This following question is a question of Second Edition of Fourier Series and Boundary Value Problems by Churchill about Legendre Polynomials $P_n$:
Explain why it's true that
(a) when $-1 < x < 1$, then
$$\lim_{n \rightarrow \infty}P_n(x) = 0 \hspace{3cm} (n = 0, 1, 2, \cdots);$$
(b) when $f$ is sectional continuous on $(0,1)$, then
$$\lim_{n \rightarrow \infty} \sqrt{4n+1} \int_0^1 f(x)P_{2n}(x) dx = 0$$
$\textbf{My attempt:}$
(a)
By the theory developed in Churchill's book, we know that
$$\lim_{n \rightarrow \infty} \left( P_n(x) , P_n(x) \right) = \lim_{n \rightarrow \infty} ||P_n(x)||^2 = \lim_{n \rightarrow \infty} \frac{2}{2n+1} = 0.$$
By the continuity of the norm, we have
$$||\lim_{n \rightarrow \infty} P_n(x)||^2 \lim_{n \rightarrow \infty} ||P_n(x)||^2 = \lim_{n \rightarrow \infty} \frac{2}{2n+1} = 0,$$
which implies, by the definition of the norm, that
$\lim_{n \rightarrow \infty} P_n(x) = 0$.
(b)
By Cauchy-Schwarz Inequality,
$$\int_0^1 f(x) P_{2n}(x) dx \leq \left( \int_0^1 \left[ f(x) \right]^2 dx \right)^{\frac{1}{2}} \left( \int_0^1 \left[ P_{2n}(x) \right]^2 dx \right)^{\frac{1}{2}}$$
Using that $||P_n(x)||^2 = \frac{2}{2n+1}$, we have that $||P_{2n}(x)||^2 = \int_{-1}^1 \left[ P_{2n}(x) \right]^2 dx = 2 \left( \int_0^1 \left[ P_{2n}(x) \right]^2 dx \right) \Longrightarrow \left( \frac{2}{4n+1} \right) = 2 \left( \int_0^1 \left[ P_{2n}(x) \right]^2 dx \right)$, i.e., $\left( \int_0^1 \left[ P_{2n}(x) \right]^2 dx \right)^{\frac{1}{2}} = \frac{1}{\sqrt{4n+1}}$, then
$$\int_0^1 f(x) P_{2n}(x) dx \leq \left( \int_0^1 \left[ f(x) \right]^2 dx \right)^{\frac{1}{2}} \frac{1}{\sqrt{4n+1}}$$
$$\Longrightarrow \lim_{n \rightarrow \infty} \sqrt{4n+1} \int_0^1 f(x)P_{2n}(x) dx \leq \left( \int_0^1 \left[ f(x) \right]^2 dx \right)^{\frac{1}{2}}$$
I'm stuck here and I do not have ideas on what to do in order to prove the item (b).

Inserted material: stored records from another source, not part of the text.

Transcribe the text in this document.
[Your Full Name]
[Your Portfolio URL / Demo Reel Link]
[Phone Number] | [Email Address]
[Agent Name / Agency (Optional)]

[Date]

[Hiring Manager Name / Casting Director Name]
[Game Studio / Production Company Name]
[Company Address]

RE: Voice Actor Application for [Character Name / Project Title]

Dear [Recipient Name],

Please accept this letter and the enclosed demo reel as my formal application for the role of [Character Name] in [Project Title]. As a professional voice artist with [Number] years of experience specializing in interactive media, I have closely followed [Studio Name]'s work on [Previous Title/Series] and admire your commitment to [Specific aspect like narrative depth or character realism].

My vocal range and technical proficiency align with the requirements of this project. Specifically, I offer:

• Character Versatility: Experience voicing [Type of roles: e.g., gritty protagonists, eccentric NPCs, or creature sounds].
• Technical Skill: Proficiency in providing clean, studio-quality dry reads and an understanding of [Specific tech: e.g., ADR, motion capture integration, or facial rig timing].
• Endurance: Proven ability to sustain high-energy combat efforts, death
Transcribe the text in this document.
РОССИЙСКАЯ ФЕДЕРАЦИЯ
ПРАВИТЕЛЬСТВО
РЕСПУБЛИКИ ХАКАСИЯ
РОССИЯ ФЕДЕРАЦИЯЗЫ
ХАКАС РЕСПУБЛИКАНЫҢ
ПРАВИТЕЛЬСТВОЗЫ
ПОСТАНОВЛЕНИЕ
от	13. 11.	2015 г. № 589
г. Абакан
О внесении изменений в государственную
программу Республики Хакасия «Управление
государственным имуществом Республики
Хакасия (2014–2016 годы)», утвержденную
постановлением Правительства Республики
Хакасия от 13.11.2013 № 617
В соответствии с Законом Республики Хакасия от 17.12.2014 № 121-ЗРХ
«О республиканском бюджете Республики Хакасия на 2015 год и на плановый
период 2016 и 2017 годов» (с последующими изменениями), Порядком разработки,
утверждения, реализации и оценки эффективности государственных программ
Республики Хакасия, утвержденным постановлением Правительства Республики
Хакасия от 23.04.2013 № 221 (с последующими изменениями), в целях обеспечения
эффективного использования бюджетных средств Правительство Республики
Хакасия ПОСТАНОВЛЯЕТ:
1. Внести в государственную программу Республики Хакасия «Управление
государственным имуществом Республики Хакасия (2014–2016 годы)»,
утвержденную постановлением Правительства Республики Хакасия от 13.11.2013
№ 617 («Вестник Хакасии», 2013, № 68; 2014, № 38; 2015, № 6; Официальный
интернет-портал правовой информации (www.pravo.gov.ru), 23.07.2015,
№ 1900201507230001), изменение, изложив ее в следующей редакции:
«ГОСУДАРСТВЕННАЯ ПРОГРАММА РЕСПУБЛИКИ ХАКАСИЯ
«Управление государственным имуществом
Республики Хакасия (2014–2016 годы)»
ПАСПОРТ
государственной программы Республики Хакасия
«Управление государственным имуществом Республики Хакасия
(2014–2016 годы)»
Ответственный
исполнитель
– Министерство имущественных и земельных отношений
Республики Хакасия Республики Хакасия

I would like to know if my attempt for (a) is correct and I would like to receive a hint for solve (b).
Thanks in advance!
$\textbf{EDIT:}$
I saw how to do the exercises and I return to post the solutions if anyone looks for these exercises.
(a)
By the theory developed by Churchil in his book,
$$|P_n(x)| < \sqrt{\frac{\pi}{2n \left( 1 - x^2 \right)}},$$
then
$$\lim_{n \rightarrow \infty} |P_n(x)| \leq \lim_{n \rightarrow \infty} \sqrt{\frac{\pi}{2n \left( 1 - x^2 \right)}} = 0,$$
so that $\lim_{n \rightarrow \infty} |P_n(x)| = 0$, which implies that
$$\lim_{n \rightarrow \infty} P_n(x) = 0.$$
(b)
Considering the pair extension of $f$ and the orthonormal set $\left\{ \frac{P_n}{\sqrt{\frac{2}{2n+1}}} ; n \in \mathbb{N} \right\}$, we define $c_n := \int_{-1}^1 \frac{P_n}{\sqrt{\frac{2}{2n+1}}} f(x) dx$, then $c_n := \int_{-1}^1 \frac{P_n}{\sqrt{\frac{2}{2n+1}}} f(x) dx = \sqrt{\frac{2n+1}{2}} \int_{-1}^1 P_n(x) f(x) dx$
If $n = 2k (k \in \mathbb{N})$:
$$c_{2k} = 2 \sqrt{\frac{4k+1}{2}} \int_0^1 P_{2k}(x) f(x) dx.$$
If $n = 2k+1 (k \in \mathbb{N})$:
$$c_{2k+1} = 0.$$
Observe that $c_n = \left( f, \frac{P_n}{||P_n||} \right)$, i.e., $c_n$ is the coefficient of generalized Fourier Series of $f$, then we can apply the Bessel's inequality:
$\sum_{k=1}^{\infty} \left[ 2 \sqrt{\frac{4k+1}{2}} \int_0^1 P_{2k} (x) f(x) dx \right]^2 = \sum_{k=1}^{\infty} \left[ \sqrt{\frac{4k+1}{2}} \int_{-1}^1 P_{2k} (x) f(x) dx \right]^2 \leq \int_{-1}^1 f(x)^2dx$
$\int_{-1}^1 f(x)^2dx < \infty$, then $\sum_{k=1}^{\infty} \left[ 2 \sqrt{\frac{4k+1}{2}} \int_0^1 P_{2k} (x) f(x) dx \right]^2 < \infty,$ therefore $\lim_{k \rightarrow \infty} \left[ 2 \sqrt{\frac{4k+1}{2}} \int_0^1 P_{2k} (x) f(x) dx \right] = 0$, then $\lim_{k \rightarrow \infty} \left[ \sqrt{4k+1} \int_0^1 P_{2k} (x) f(x) dx \right] = 0.$ $\square$